Methods and findings: We identified a cohort of 1,502,753 children (<18 y; registered with GP for >6 m) in The Health Improvement Network (THIN) UK primary care database. Trends in incidence of depression diagnoses, symptoms and antidepressant prescribing were examined 1995-2009, accounting for deprivation, age and gender. We used segmented regression analysis to assess changes in prescription rates. Overall, 45,723 (3%) children had ≥ 1 depression-related entry in their clinical records. SSRIs were prescribed to 16,925 (1%) of children.
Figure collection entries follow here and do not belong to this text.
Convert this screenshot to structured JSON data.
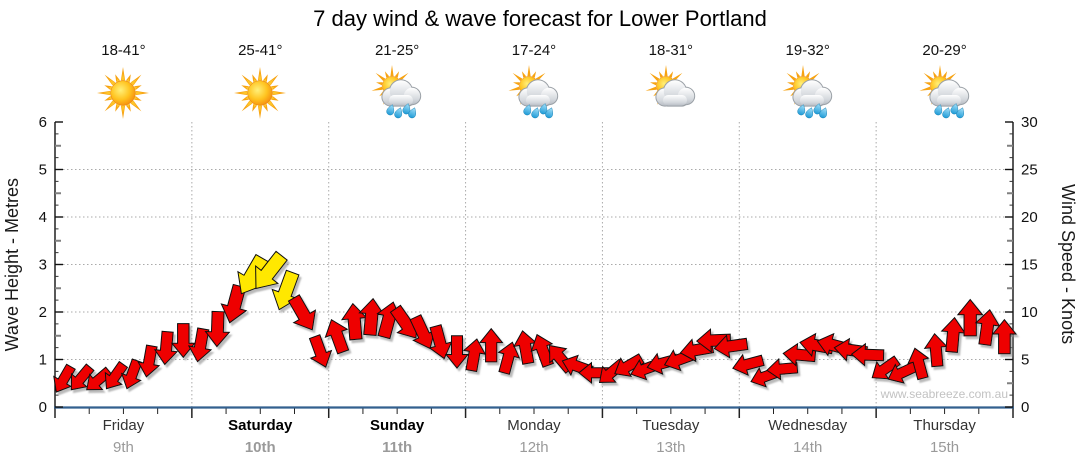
{
  "title": "7 day wind & wave forecast for Lower Portland",
  "watermark": "www.seabreeze.com.au",
  "forecast": [
    {
      "temp_range": "18-41°",
      "icon": "sunny",
      "day": "Friday",
      "date": "9th",
      "weekend": false
    },
    {
      "temp_range": "25-41°",
      "icon": "sunny",
      "day": "Saturday",
      "date": "10th",
      "weekend": true
    },
    {
      "temp_range": "21-25°",
      "icon": "showers",
      "day": "Sunday",
      "date": "11th",
      "weekend": true
    },
    {
      "temp_range": "17-24°",
      "icon": "showers",
      "day": "Monday",
      "date": "12th",
      "weekend": false
    },
    {
      "temp_range": "18-31°",
      "icon": "partly-cloudy",
      "day": "Tuesday",
      "date": "13th",
      "weekend": false
    },
    {
      "temp_range": "19-32°",
      "icon": "showers",
      "day": "Wednesday",
      "date": "14th",
      "weekend": false
    },
    {
      "temp_range": "20-29°",
      "icon": "showers",
      "day": "Thursday",
      "date": "15th",
      "weekend": false
    }
  ],
  "chart_data": {
    "type": "wind-arrow-forecast",
    "title": "7 day wind & wave forecast for Lower Portland",
    "y_left": {
      "label": "Wave Height - Metres",
      "min": 0,
      "max": 6,
      "ticks": [
        0,
        1,
        2,
        3,
        4,
        5,
        6
      ]
    },
    "y_right": {
      "label": "Wind Speed - Knots",
      "min": 0,
      "max": 30,
      "ticks": [
        0,
        5,
        10,
        15,
        20,
        25,
        30
      ]
    },
    "x_days": [
      "Friday 9th",
      "Saturday 10th",
      "Sunday 11th",
      "Monday 12th",
      "Tuesday 13th",
      "Wednesday 14th",
      "Thursday 15th"
    ],
    "grid": {
      "horizontal_dotted_at_metres": [
        1,
        2,
        3,
        4,
        5
      ],
      "vertical_dotted_at_day_boundaries": true
    },
    "points_per_day": 8,
    "wind_points_legend": "each point = [wind_speed_knots, arrow_direction_deg_clockwise_from_up, color r=red y=yellow(strong)]",
    "wind_points": [
      [
        2.9,
        210,
        "r"
      ],
      [
        3,
        220,
        "r"
      ],
      [
        2.8,
        230,
        "r"
      ],
      [
        3.2,
        215,
        "r"
      ],
      [
        3.4,
        200,
        "r"
      ],
      [
        4.8,
        190,
        "r"
      ],
      [
        6.2,
        185,
        "r"
      ],
      [
        7,
        180,
        "r"
      ],
      [
        6.5,
        190,
        "r"
      ],
      [
        8.2,
        182,
        "r"
      ],
      [
        10.8,
        195,
        "r"
      ],
      [
        13.8,
        210,
        "y"
      ],
      [
        14.2,
        218,
        "y"
      ],
      [
        12.2,
        200,
        "y"
      ],
      [
        9.8,
        150,
        "r"
      ],
      [
        5.8,
        160,
        "r"
      ],
      [
        7.5,
        340,
        "r"
      ],
      [
        9,
        355,
        "r"
      ],
      [
        9.5,
        5,
        "r"
      ],
      [
        9.2,
        15,
        "r"
      ],
      [
        8.8,
        145,
        "r"
      ],
      [
        7.8,
        155,
        "r"
      ],
      [
        6.8,
        165,
        "r"
      ],
      [
        5.8,
        180,
        "r"
      ],
      [
        5.5,
        10,
        "r"
      ],
      [
        6.5,
        0,
        "r"
      ],
      [
        5.2,
        15,
        "r"
      ],
      [
        6.3,
        350,
        "r"
      ],
      [
        6,
        340,
        "r"
      ],
      [
        5.2,
        320,
        "r"
      ],
      [
        4.3,
        290,
        "r"
      ],
      [
        3.6,
        270,
        "r"
      ],
      [
        3.6,
        230,
        "r"
      ],
      [
        4.3,
        240,
        "r"
      ],
      [
        4,
        250,
        "r"
      ],
      [
        4.6,
        255,
        "r"
      ],
      [
        5,
        250,
        "r"
      ],
      [
        6,
        260,
        "r"
      ],
      [
        7,
        268,
        "r"
      ],
      [
        6.4,
        262,
        "r"
      ],
      [
        4.5,
        255,
        "r"
      ],
      [
        3.2,
        250,
        "r"
      ],
      [
        4,
        265,
        "r"
      ],
      [
        5.5,
        275,
        "r"
      ],
      [
        6.5,
        280,
        "r"
      ],
      [
        6.5,
        285,
        "r"
      ],
      [
        6,
        278,
        "r"
      ],
      [
        5.5,
        272,
        "r"
      ],
      [
        4,
        235,
        "r"
      ],
      [
        3.6,
        245,
        "r"
      ],
      [
        4.6,
        345,
        "r"
      ],
      [
        6,
        355,
        "r"
      ],
      [
        7.6,
        5,
        "r"
      ],
      [
        9.4,
        0,
        "r"
      ],
      [
        8.4,
        8,
        "r"
      ],
      [
        7.4,
        0,
        "r"
      ]
    ],
    "colors": {
      "arrow_red": "#EE0000",
      "arrow_yellow": "#FFE800",
      "arrow_outline": "#111111",
      "bottom_axis": "#33608F",
      "gridline": "#AAAAAA",
      "tick_label": "#111111",
      "date_gray": "#9A9A9A",
      "watermark_gray": "#C2C2C2"
    }
  }
}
SSRI prescription rates decreased from 3.2 (95%CI:3.0,3.3) per 1,000 person-years at risk (PYAR) in 2002 to 1.7 (95%CI:1.7,1.8) per 1,000 PYAR in 2005, but have since risen to 2.7 (95%CI:2.6,2.8) per 1,000 PYAR in 2009. Prescription rates for CSM-contraindicated SSRIs citalopram, sertraline and especially paroxetine dropped dramatically after 2002, while rates for fluoxetine and amitriptyline remained stable. After 2005 rates for all antidepressants, except paroxetine and imipramine, started to rise again. Rates for depression diagnoses dropped from 3.0 (95%CI:2.8,3.1) per 1,000 PYAR in 2002 to 2.0 (95%CI:1.9,2.1) per 1,000 PYAR in 2005 and have been stable since. Recording of symptoms saw a steady increase from 1.0 (95%CI:0.8,1.2) per 1,000 PYAR in 1995 to 4.7 (95%CI:4.5,4.8) per 1,000 PYAR in 2009.
Conclusions: The rates of depression diagnoses and SSRI prescriptions showed a significant drop around the time of the CSM advice, which was not present in the recording of symptoms. This could indicate caution on the part of GPs in making depression diagnoses and prescribing antidepressants following the CSM advice.